Every hour I go through a routine of medically-sanctioned torture to determine if the brain is deteriorating or improving. I need to see the patient as responsive as possible. Any unexplained sluggishness or failure to react warrants a $1,000 STAT trip down to the CT scanner to take some pictures (and I hear brain CT’s are the cheapest CT’s to get). No nurse enjoys a CT scan. It means an expedition of at least 3 people to push the bed, the ventilator, oxygen tanks, the multiple IV pumps and poles and portable monitor up and down the hallways and in and out of the elevators. Sometimes you have to pack a goodie-bag of epinephrine, fluids bags, syringes, etc. because you never know what can go wrong while you’re isolated in the elevator.

Ok, so we don’t do the following because we want to avoid a CT scan; it’s because we must accurately know what is going on in that noggin. But the threat of a CT scan is always good motivation to do your job, which is . . .

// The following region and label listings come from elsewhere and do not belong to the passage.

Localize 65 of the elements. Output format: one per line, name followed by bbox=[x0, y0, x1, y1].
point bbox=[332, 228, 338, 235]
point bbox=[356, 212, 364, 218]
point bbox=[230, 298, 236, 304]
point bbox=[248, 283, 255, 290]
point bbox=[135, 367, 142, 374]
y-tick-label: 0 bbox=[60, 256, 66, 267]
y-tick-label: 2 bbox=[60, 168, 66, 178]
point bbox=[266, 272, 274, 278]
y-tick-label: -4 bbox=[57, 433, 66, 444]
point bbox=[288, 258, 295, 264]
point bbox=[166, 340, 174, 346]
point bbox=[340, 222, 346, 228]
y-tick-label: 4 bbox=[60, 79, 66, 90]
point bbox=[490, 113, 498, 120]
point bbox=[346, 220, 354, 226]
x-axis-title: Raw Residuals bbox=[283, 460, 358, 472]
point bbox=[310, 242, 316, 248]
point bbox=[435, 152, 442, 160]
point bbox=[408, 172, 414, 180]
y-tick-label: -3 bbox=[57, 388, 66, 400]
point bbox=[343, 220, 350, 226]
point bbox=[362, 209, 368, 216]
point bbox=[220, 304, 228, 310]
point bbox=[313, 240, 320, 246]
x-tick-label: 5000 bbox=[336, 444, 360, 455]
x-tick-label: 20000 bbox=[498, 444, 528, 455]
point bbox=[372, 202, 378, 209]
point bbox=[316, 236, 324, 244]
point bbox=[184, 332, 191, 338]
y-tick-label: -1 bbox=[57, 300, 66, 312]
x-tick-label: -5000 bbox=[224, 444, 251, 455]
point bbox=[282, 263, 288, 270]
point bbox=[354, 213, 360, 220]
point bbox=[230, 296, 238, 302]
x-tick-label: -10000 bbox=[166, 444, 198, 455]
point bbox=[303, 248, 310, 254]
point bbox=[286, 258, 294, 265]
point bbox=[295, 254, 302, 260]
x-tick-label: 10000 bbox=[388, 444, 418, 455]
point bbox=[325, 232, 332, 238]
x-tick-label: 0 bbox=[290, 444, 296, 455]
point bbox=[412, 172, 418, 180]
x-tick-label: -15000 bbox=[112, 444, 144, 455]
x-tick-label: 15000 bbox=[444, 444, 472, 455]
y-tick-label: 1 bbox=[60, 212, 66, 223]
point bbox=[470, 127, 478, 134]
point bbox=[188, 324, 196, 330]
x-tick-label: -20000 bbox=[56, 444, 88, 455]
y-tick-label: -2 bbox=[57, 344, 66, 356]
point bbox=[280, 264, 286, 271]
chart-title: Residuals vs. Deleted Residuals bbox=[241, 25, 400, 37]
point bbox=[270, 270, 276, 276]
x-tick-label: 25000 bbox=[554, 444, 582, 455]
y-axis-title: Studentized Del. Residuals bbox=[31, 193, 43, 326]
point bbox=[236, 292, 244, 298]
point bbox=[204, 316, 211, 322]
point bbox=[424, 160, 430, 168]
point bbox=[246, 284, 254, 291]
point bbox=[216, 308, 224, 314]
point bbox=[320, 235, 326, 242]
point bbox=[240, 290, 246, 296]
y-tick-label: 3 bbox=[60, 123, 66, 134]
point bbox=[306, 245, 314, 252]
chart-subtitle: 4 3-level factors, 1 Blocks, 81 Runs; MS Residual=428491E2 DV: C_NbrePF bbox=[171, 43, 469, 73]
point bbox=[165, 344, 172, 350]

Every hour I’m the neurosurgeon’s really expensive babysitter. I go in and start yelling at my patient while slapping her shoulder, “Samantha*, CAN YOU HEAR ME? MOVE YOUR ARMS!” No response. Just a stupefied, flaccid body in a bed with her eyes closed. So I move to step two. I take a flashlight or some other rod like object and press it hard against her fingernail. She shrugs her shoulders, but her eyes are still closed and her legs are motionless. I do it again, harder, and she pulls away ever so slightly. That’s a start,  at least she’s moving something. I go crunch a nail from every extremity until I see each move.

But I know she can do more than that, so I rasp my knuckles hard against her sternum. Her arms shift around in bed, and she gets a little restless. But that’s not good enough. Higher brain function should show purposeful movement. “C’MON SAMANTHA! SHOW ME YOU CAN FEEL THIS! PUSH ME AWAY.” Which is what I want her to do. I’d jump for joy right now if she’s just ‘wake up’ and grab my arm, or push me away or something. But she doesn’t, so I keep rasping my knuckles on the sternum and pinching hard her trapezius (that shoulder muscle by your neck). I’ll keep at it for a while, trying to avoid the last resort of nipple twisting. Finally, one arm then another arm reaches up off the bed and makes a gesture across the chest in my direction. Then they fall flat again. The eyes never open. That is about as good as it gets for this gal.

And there’s nothing like patients' families to liven things up on the unit. The dad of 16 year old boy (with another vehicle related injury) came up to me and asked if we could limit visitors to his son. The parent wanted to keep things calm for his boy, but one of his son’s baby-mommas was a bit of a loudmouth. One of the baby mommas? I’m trying to keep a straight face. Were there more?

Two, apparently.

I’m not really surprised. Just impressed.






* not the patient's real name, of course. Throughout this post, some ages and genders were scrambled for privacy.